I Will Build.
Have you ever felt you were on this planet to build something of significance? Or have some longing to bring to fruition a dream you have?
Tonight, I listened to an author, Annie Downs, speak about the innate desire to build starting when we were kids playing with blocks. There is this desire to bring to fruition different things, maybe it's: your heart's dreams, your body's health, your soul's growth, your mind's ultimate plan for your life/business/relationships/etc.
I was reminded of my own dreams; innate desires lodged in the very depths of me that I believe as a human I was made to bring into this world: to spread love, peace, self reflection, beauty, and joy. Since I was 16 I have known I will write a book. (Not if, it's when.) I have started at times and stopped. My senior year of high school I wrote 80 pages of a book. It was messy, it was vulnerable, it was all broken up. In college I was mentored by a well known author to start writing and she coached me through exercises and through different disciplines to start my book. Then my life got busy and chaotic. I do not like starting and stopping something but at the time I had to give myself the grace to stop the process and figure out part of my 'adult-fresh-out-of-college-life'. It honestly sucked, I thought that dream was going to come true earlier than that. I've written more letters to people I know and random people in coffee shops than I can count, I've written prompts and blog posts that I have never posted, and I've done more outlines of my book than I even remember...
Doubt creeps in when we start to build what we long have thought we were meant for.
Lies start to crowd, making you second guess if you are really the one who should be doing this. Then as you begin building you start seeing cracks, broken pieces, and parts falling off. How are we supposed to keep going? It does not even look like it will pan out to be anything of beauty or worth... We sit looking at our failed business, relationship, dreams, marriage, schooling, etc and we feel defeated.
And in that defeat we wonder about our own beauty and worth because maybe we confused our identity with part of our purpose.
What we DO is not WHO we ARE. We are: messy, beautiful, vulnerable, strong, desirable, worthy, capable, and meant for more than what others or even what you yourself believe. We have a society that focuses on what we build and what we do, but that is really only a few chapters in our whole life's story.
I believe 'building something' in our life is important. It is personally what drives me every day, even when it's not working out. I do not have to have a book typed up in a year. I write to people every day whether that is a co-worker, or a friend, or in my journal. I hate that my road to writing and building a book is is not exactly what I have pictured as I soon turn 27, but I'm where I need to be.
Maybe you see what's ahead and you have some big dreams, or you have already been let down by your expectations - but the older I get (and I know I'm still pretty young) I realize that the things I think I want or what I want out of my dreams may be different than what they are supposed to be used for.

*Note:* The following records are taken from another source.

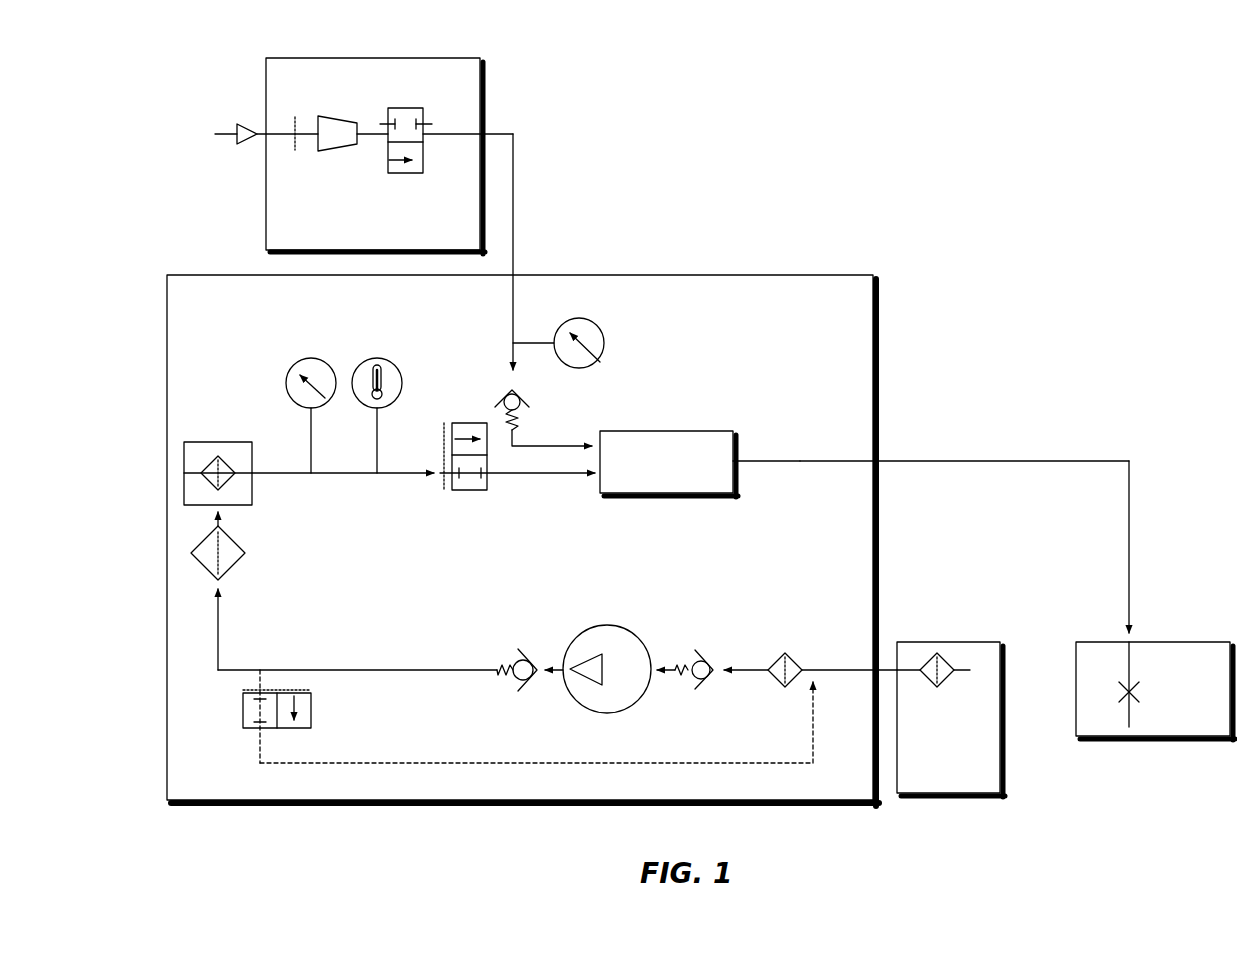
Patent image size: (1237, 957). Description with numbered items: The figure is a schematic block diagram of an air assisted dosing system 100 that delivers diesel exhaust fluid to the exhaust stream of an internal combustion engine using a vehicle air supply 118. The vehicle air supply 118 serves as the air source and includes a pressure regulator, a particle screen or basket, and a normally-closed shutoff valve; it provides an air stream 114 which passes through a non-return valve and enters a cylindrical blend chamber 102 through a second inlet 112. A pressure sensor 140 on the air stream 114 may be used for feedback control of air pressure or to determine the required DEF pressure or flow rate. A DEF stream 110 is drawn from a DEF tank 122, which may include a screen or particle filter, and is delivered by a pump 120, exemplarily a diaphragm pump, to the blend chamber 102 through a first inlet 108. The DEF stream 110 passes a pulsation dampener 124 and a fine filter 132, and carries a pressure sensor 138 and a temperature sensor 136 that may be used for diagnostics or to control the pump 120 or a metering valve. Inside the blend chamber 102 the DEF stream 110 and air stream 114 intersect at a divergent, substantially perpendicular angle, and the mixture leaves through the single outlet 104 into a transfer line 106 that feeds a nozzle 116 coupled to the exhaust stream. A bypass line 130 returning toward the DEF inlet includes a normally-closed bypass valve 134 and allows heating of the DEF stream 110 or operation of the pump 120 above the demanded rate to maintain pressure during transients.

The system 100 is at (916, 108).
The cylindrical blend chamber 102 is at (669, 464).
The outlet 104 is at (738, 460).
The transfer line 106 is at (997, 461).
The first inlet 108 is at (578, 475).
The DEF stream 110 is at (845, 671).
The second inlet 112 is at (597, 444).
The air stream 114 is at (514, 160).
The nozzle 116 is at (1180, 640).
The vehicle air supply 118 is at (266, 83).
The pump 120 is at (608, 625).
The DEF tank 122 is at (947, 641).
The pulsation dampener 124 is at (228, 442).
The bypass line 130 is at (538, 763).
The fine filter 132 is at (467, 490).
The purge valve 134 is at (311, 710).
The temperature sensor 136 is at (380, 358).
The pressure sensor 138 is at (305, 358).
The pressure sensor 140 is at (604, 343).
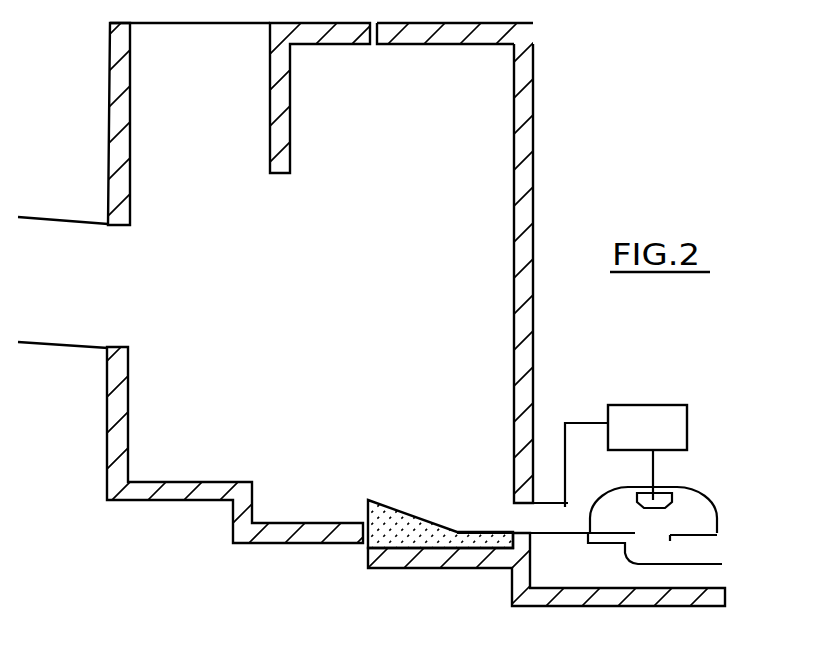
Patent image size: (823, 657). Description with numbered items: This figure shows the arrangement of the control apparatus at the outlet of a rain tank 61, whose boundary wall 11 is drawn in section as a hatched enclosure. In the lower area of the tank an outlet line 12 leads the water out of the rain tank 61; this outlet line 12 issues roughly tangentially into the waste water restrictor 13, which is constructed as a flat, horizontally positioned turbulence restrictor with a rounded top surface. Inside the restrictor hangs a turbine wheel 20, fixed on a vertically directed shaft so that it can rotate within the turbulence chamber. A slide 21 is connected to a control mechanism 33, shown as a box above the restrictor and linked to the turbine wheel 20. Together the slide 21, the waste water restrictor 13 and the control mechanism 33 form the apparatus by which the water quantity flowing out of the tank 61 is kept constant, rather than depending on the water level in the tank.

The boundary wall 11 is at (521, 205).
The rain tank 61 is at (480, 98).
The outlet line 12 is at (543, 515).
The waste water restrictor 13 is at (692, 513).
The turbine wheel 20 is at (655, 498).
The slide 21 is at (565, 473).
The control mechanism 33 is at (665, 428).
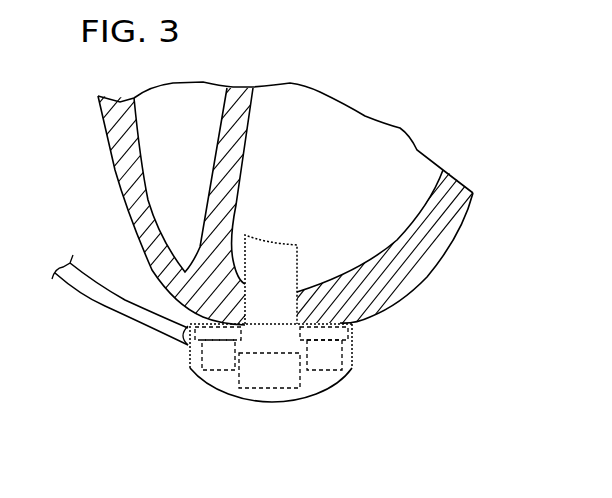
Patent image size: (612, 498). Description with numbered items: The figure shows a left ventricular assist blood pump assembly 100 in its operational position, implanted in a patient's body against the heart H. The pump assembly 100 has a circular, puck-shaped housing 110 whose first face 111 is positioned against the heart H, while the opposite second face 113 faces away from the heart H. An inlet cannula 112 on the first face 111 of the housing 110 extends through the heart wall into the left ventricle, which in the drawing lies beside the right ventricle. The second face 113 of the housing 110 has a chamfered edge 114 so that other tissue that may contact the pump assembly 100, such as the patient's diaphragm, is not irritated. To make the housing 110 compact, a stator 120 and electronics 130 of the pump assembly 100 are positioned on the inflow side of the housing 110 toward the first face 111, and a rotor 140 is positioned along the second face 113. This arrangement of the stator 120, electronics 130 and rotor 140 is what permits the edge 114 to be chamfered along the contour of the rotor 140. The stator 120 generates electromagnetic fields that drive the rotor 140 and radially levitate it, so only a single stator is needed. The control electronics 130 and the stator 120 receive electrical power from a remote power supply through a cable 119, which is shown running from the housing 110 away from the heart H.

The heart H is at (306, 249).
The left ventricular assist blood pump assembly 100 is at (270, 346).
The housing 110 is at (206, 369).
The first face 111 is at (330, 323).
The inlet cannula 112 is at (298, 258).
The second face 113 is at (212, 390).
The chamfered edge 114 is at (352, 366).
The cable 119 is at (90, 299).
The stator 120 is at (196, 353).
The electronics 130 is at (188, 332).
The rotor 140 is at (300, 383).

Since I was 16, I have always told myself that even if I do not finish my book until I'm 60 and only one person reads it and finds and understands more of their identity from it - that I have fulfilled my purpose. It is as simple as that.
We learn more in the building and in the reckoning than we do when we get to gaze at the final product.
Our minds, hearts, souls, and bodies were meant to come this world and create beauty, life, peace, joy, and growth to everything we encounter. Sometimes we will take a job, get into a relationship, jump on board with something that may not be the proper thing for us at the time and it will crash and burn - BUT - what we chose to do on the other side of that is where we learn. That is where maybe, juuust maybe, we become even better versions of ourselves.
I may not have conquered all I thought I would have by 2018, but I have grown so much in my whole identity: mind, heart, soul, and body. I have an understanding of the tension between discipline and grace, I am a heathy vulnerable in how I approach life, I check in on how I really feel and take it into consideration, and I strive to live healthy in my physical choices. The very subjects I desire to speak to others about have been my paths of growth.
If you feel like you have been striving and it has not been working out how you wanted - stop for second. Take a breather. Close your eyes and try to reflect on what exactly you are striving for. Is it recognition? Is it money? Is it to be better than someone else? Or is it to grow? To be stretched? To try something new?
When a baby is learning how to walk and it falls flat on it's face, the father doesn't yell at it. It rushes over and picks it up and says, "Good job!!! Wow! Try again, come on, you can do it!" Falling flat on your face is OKAY! So if your fear of building something is failing (letting others down, letting yourself down) then DON'T HOLD BACK.
Yes, it seriously sucks to fail or have something fall apart. Do not try and discount any terrible feelings that come with that - it is okay to mourn the loss of something you have been striving for - but just know it does not define your identity.
Your mind, heart, soul, and body were meant for some incredible purposes. Take a step to find out what that is, and when your foot falls, do not worry. But when your foot hits solid ground, keep running.
No matter what: we will build, because that is who we are.
Do not punish yourself quote-on-quote failures - they are what bring you character and growth. Go forward in a light and joy knowing more of who you are and do not discount what you bring into this world through your mind, heart, soul, and body.